It seems your case is very similar to this case:

 

Catlin v Cyprus Finance Corporation (London) Ltd [1983] 1 QB 759. There the judge held:

 

"It was pointed out on behalf of these defendants that the mandate was a single document, signed by each joint account holder and containing no hint of anything other than a joint obligation save where a joint and several responsibility for any overdraft was expressly provided for. But it is still necessary to consider whether a single obligation owed jointly exhausts what may be taken to be the undoubted contractual intention of the parties so far as the duty of the bank is concerned.

 

"The defendants agreed to honour instructions signed by both account holders.

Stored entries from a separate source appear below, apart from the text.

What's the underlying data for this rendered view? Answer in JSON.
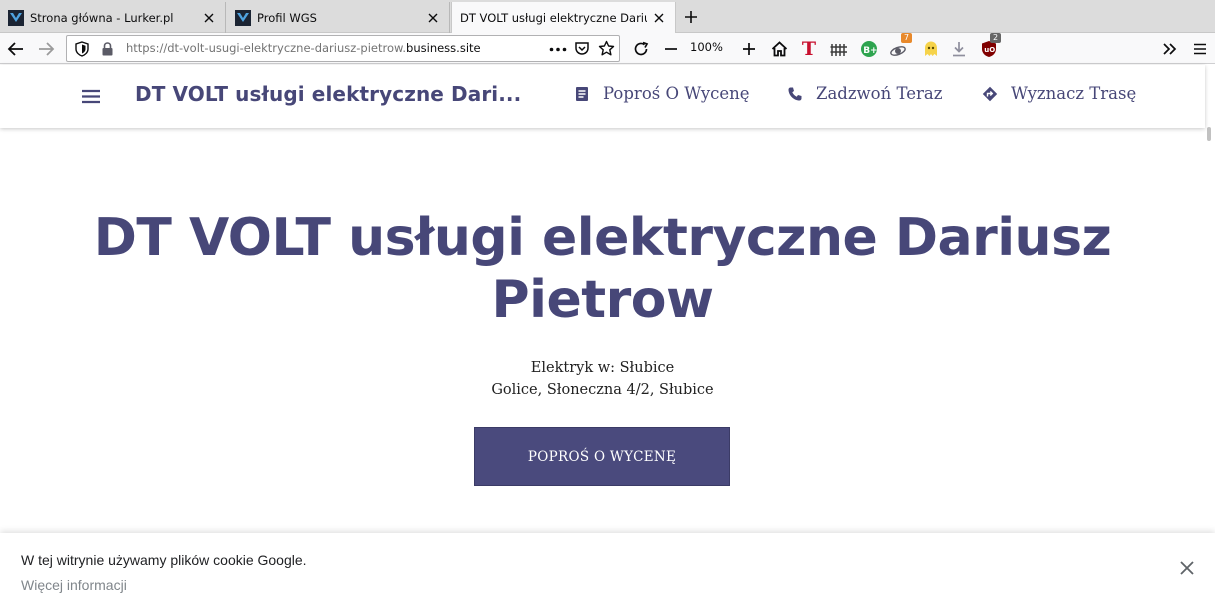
{
  "browser": {
    "tabs": [
      {
        "title": "Strona główna - Lurker.pl",
        "icon": "lurker-favicon"
      },
      {
        "title": "Profil WGS",
        "icon": "lurker-favicon"
      },
      {
        "title": "DT VOLT usługi elektryczne Dariusz P",
        "icon": "none"
      }
    ],
    "url": {
      "prefix": "https://dt-volt-usugi-elektryczne-dariusz-pietrow.",
      "domain": "business.site"
    },
    "zoom": "100%",
    "badges": {
      "extension_orange": "7",
      "ublock": "2"
    }
  },
  "site": {
    "header_title": "DT VOLT usługi elektryczne Dari...",
    "nav": {
      "quote": "Poproś O Wycenę",
      "call": "Zadzwoń Teraz",
      "route": "Wyznacz Trasę"
    },
    "hero": {
      "title_line1": "DT VOLT usługi elektryczne Dariusz",
      "title_line2": "Pietrow",
      "category": "Elektryk w: Słubice",
      "address": "Golice, Słoneczna 4/2, Słubice",
      "cta": "POPROŚ O WYCENĘ"
    },
    "cookie": {
      "text": "W tej witrynie używamy plików cookie Google.",
      "link": "Więcej informacji"
    }
  },
  "colors": {
    "brand": "#474778",
    "cta_bg": "#4a4a7d",
    "tabstrip": "#dcdcdc",
    "toolbar": "#f9f9fa"
  }
}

This no doubt imported a negative duty not to honour instructions not signed by both account holders. This duty also could, in theory, have been owed jointly, but it must (to make sense) have been owed to the account holders severally, because the only purpose of requiring two signatures was to obviate the possibility of independent action by one account holder to the detriment of the other. A duty on the defendants which could only be enforced jointly with the party against the possibility of whose misconduct a safeguard was sought, and where the occurrence of such misconduct through the negligent breach of mandate by the defendants would deprive the innocent party of any remedy, would in practical terms be worthless. Indeed, it would be worse than worthless, because a customer would reasonably rely on the two signature safeguard and refrain from active supervision of the account, only to find when loss (allegedly irreparable) has resulted that the reliance was misplaced."